Currently, DeepMind’s capabilities evals are run on the post-RL*F (RLHF/​RLAIF) models and not on the base models. This worries me because RL*F will train a base model to stop displaying capabilities, but this isn’t a guarantee that it trains the model out of having the capabilities.

Consider by analogy using RLHF on a chess-playing AI, where the trainers reward it for putting up a good fight and making the trainer work hard to win, but punish it for ever beating the trainer. There are two things to point out about this example:

  1. Running a simple eval on the post-RLHF model would reveal a much lower ELO than if you ran it on the base model, because it would generally find a way to lose. (In this example, you can imagine the red team qualitatively noticing the issue, but the example is an artificially simple one!)

  2. The post-RLHF model still has much of its chess knowledge latently available, in order to put up a good fight across the full range of human ability.
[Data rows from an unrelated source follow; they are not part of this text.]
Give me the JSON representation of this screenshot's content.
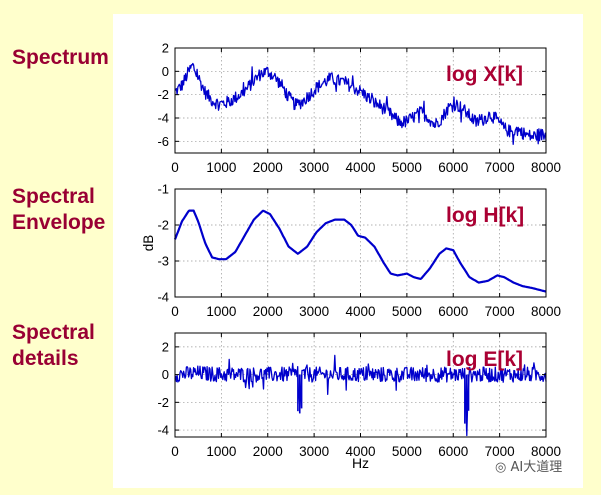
{
  "labels": {
    "spectrum": "Spectrum",
    "envelope_line1": "Spectral",
    "envelope_line2": "Envelope",
    "details_line1": "Spectral",
    "details_line2": "details"
  },
  "watermark": "AI大道理",
  "colors": {
    "background": "#ffffcc",
    "label": "#990033",
    "series": "#0000cc",
    "annotation": "#aa0033"
  },
  "chart_data": [
    {
      "type": "line",
      "annotation": "log X[k]",
      "xlabel": "",
      "ylabel": "",
      "xlim": [
        0,
        8000
      ],
      "ylim": [
        -7,
        2
      ],
      "xticks": [
        0,
        1000,
        2000,
        3000,
        4000,
        5000,
        6000,
        7000,
        8000
      ],
      "yticks": [
        2,
        0,
        -2,
        -4,
        -6
      ],
      "grid": true,
      "series": [
        {
          "noise": 0.55,
          "x": [
            0,
            150,
            300,
            380,
            500,
            650,
            800,
            950,
            1100,
            1250,
            1400,
            1550,
            1700,
            1850,
            2000,
            2150,
            2300,
            2450,
            2600,
            2750,
            2900,
            3050,
            3200,
            3350,
            3500,
            3650,
            3800,
            3950,
            4100,
            4250,
            4400,
            4550,
            4700,
            4850,
            5000,
            5150,
            5300,
            5450,
            5600,
            5750,
            5900,
            6050,
            6200,
            6350,
            6500,
            6650,
            6800,
            6950,
            7100,
            7250,
            7400,
            7550,
            7700,
            7850,
            8000
          ],
          "values": [
            -1.8,
            -1.2,
            0.0,
            0.5,
            -0.5,
            -1.8,
            -2.5,
            -2.8,
            -2.7,
            -2.4,
            -2.0,
            -1.5,
            -0.8,
            -0.2,
            0.0,
            -0.5,
            -1.2,
            -2.2,
            -2.9,
            -2.6,
            -2.0,
            -1.4,
            -1.0,
            -0.6,
            -0.8,
            -0.9,
            -1.3,
            -1.6,
            -2.0,
            -2.6,
            -2.9,
            -3.3,
            -3.9,
            -4.4,
            -4.3,
            -3.9,
            -3.5,
            -3.9,
            -4.6,
            -4.0,
            -3.1,
            -2.8,
            -3.2,
            -3.8,
            -4.4,
            -4.1,
            -3.7,
            -4.2,
            -4.9,
            -5.2,
            -5.0,
            -5.4,
            -5.6,
            -5.4,
            -5.5
          ]
        }
      ]
    },
    {
      "type": "line",
      "annotation": "log H[k]",
      "xlabel": "",
      "ylabel": "dB",
      "xlim": [
        0,
        8000
      ],
      "ylim": [
        -4,
        -1
      ],
      "xticks": [
        0,
        1000,
        2000,
        3000,
        4000,
        5000,
        6000,
        7000,
        8000
      ],
      "yticks": [
        -1,
        -2,
        -3,
        -4
      ],
      "grid": true,
      "series": [
        {
          "noise": 0,
          "x": [
            0,
            150,
            300,
            400,
            500,
            650,
            800,
            950,
            1100,
            1300,
            1500,
            1700,
            1900,
            2050,
            2250,
            2450,
            2650,
            2850,
            3050,
            3250,
            3450,
            3650,
            3800,
            3950,
            4100,
            4300,
            4500,
            4650,
            4800,
            5000,
            5150,
            5300,
            5500,
            5700,
            5850,
            6000,
            6150,
            6350,
            6550,
            6750,
            6950,
            7100,
            7300,
            7500,
            7700,
            7850,
            8000
          ],
          "values": [
            -2.4,
            -1.9,
            -1.6,
            -1.6,
            -1.9,
            -2.5,
            -2.9,
            -2.95,
            -2.95,
            -2.75,
            -2.3,
            -1.85,
            -1.6,
            -1.7,
            -2.1,
            -2.6,
            -2.8,
            -2.6,
            -2.2,
            -1.95,
            -1.85,
            -1.85,
            -2.0,
            -2.3,
            -2.35,
            -2.6,
            -3.05,
            -3.35,
            -3.4,
            -3.35,
            -3.45,
            -3.5,
            -3.2,
            -2.8,
            -2.65,
            -2.7,
            -3.05,
            -3.45,
            -3.6,
            -3.55,
            -3.4,
            -3.45,
            -3.6,
            -3.7,
            -3.75,
            -3.8,
            -3.85
          ]
        }
      ]
    },
    {
      "type": "line",
      "annotation": "log E[k]",
      "xlabel": "Hz",
      "ylabel": "",
      "xlim": [
        0,
        8000
      ],
      "ylim": [
        -4.5,
        3
      ],
      "xticks": [
        0,
        1000,
        2000,
        3000,
        4000,
        5000,
        6000,
        7000,
        8000
      ],
      "yticks": [
        2,
        0,
        -2,
        -4
      ],
      "grid": true,
      "series": [
        {
          "noise": 0.55,
          "x": [
            0,
            500,
            1000,
            2000,
            2650,
            2690,
            2730,
            3000,
            4000,
            5000,
            5500,
            6000,
            6250,
            6290,
            6330,
            6400,
            6700,
            7000,
            7500,
            8000
          ],
          "values": [
            0,
            0.1,
            0,
            0,
            0,
            -2.8,
            0,
            0,
            0,
            0,
            0,
            0,
            0,
            -4.1,
            0,
            0,
            0,
            0,
            0,
            0
          ]
        }
      ]
    }
  ]
}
Possibly it’s even superhuman at chess—I know I’d have to be better than you at chess in order to optimize well for an entertaining game for you. But that won’t show up in its ELO.

So it seems to me like running evals on the base model as well as the post-RL*F model is an extremely sensible precaution against (1), and I’d love to be reassured either that this is unnecessary for some really obvious and ironclad reason, or that someone is already working on this.

And I don’t have any good suggestion on (2), the idea that RL*F could reinforce a capability while also concealing it.